- Paradigms: Multi-paradigm: functional, procedural, reflective, meta
- Family: Lisp
- Designed by: Jérôme Chailloux Emmanuel St. James Matthieu Devin Jean-Marie Hullot
- Developer: French Institute for Research in Computer Science and Automation (INRIA)
- First appeared: 1981; 44 years ago
- Stable release: 15.26.13 / 8 January 2020; 5 years ago
- Implementation language: C, LLM3, Le Lisp
- Platform: Exormacs, VAX, 68000, Apple II, IBM PC, IBM 3081, PerkinElmer 32, x86, SPARC, PowerPC, MIPS, Alpha
- OS: VERSAdos, CP/M, OpenVMS Windows, Unix, Linux, Classic Mac OS, macOS, FreeBSD, Solaris, HP-UX, AIX
- License: Proprietary until 2020, 2-clause BSD License since 2020
- Website: Official Website at the Wayback Machine (archived 2024-05-16)

Influenced by
- Lisp

Influenced
- ISLISP, OpenLisp

= Le Lisp =

Dialect of Lisp developed in France

Le Lisp (also Le_Lisp and Le-Lisp) is a programming language, a dialect of the language Lisp.

==Programming language==
It was developed at the French Institute for Research in Computer Science and Automation (INRIA), to be an implementation language for a very large scale integration (VLSI) workstation being designed under the direction of Jean Vuillemin.
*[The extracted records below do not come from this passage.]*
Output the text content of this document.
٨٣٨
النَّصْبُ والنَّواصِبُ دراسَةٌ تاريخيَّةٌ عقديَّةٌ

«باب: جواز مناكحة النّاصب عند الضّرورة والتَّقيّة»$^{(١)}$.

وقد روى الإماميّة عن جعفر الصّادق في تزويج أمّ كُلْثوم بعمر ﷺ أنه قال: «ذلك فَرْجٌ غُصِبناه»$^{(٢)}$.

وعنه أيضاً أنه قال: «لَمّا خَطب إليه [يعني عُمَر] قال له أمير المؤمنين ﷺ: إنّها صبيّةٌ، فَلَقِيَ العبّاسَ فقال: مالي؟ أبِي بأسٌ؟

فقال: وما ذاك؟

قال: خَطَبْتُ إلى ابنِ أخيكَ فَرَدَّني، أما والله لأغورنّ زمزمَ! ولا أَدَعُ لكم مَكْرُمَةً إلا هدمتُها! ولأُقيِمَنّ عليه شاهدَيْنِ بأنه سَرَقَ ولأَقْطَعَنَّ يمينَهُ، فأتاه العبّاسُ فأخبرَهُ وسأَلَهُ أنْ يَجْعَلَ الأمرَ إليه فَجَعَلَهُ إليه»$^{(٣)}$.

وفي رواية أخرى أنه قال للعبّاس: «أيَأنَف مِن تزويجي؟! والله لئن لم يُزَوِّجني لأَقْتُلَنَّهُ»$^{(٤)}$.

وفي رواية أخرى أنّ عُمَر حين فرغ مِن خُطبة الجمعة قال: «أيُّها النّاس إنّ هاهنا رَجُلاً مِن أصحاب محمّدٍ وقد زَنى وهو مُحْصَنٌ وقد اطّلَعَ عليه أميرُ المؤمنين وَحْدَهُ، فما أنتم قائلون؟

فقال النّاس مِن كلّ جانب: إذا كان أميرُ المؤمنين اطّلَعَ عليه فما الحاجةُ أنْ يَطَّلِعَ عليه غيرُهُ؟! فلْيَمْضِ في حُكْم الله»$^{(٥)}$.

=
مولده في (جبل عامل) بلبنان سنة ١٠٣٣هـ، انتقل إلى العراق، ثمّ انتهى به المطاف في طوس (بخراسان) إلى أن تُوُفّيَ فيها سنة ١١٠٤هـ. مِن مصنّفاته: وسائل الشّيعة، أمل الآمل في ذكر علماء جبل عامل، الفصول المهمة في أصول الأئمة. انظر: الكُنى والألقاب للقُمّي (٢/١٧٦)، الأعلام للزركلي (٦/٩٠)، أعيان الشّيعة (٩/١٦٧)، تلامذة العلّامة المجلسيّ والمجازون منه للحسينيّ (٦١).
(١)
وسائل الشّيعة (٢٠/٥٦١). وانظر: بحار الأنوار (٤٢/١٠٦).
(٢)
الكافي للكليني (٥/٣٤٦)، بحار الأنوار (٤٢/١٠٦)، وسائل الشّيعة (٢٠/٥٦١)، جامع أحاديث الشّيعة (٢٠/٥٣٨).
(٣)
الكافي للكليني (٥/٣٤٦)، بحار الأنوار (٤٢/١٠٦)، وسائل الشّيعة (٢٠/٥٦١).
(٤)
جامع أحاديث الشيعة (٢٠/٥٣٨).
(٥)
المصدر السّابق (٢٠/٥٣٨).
Le Lisp also had to run on various incompatible platforms (mostly running Unix operating systems) that were used by the project. The main goals for the language were to be a powerful post-Maclisp version of Lisp that would be portable, compatible, extensible, and efficient.

Jérôme Chailloux led the Le Lisp team, working with Emmanuel St. James, Matthieu Devin, and Jean-Marie Hullot in 1980. The dialect is historically noteworthy as one of the first Lisp implementations to be available on both the Apple II and the IBM PC.

On 2020-01-08, INRIA agreed to migrate the source code to the 2-clause BSD License which allowed few native ports from ILOG and Eligis to adopt this license model.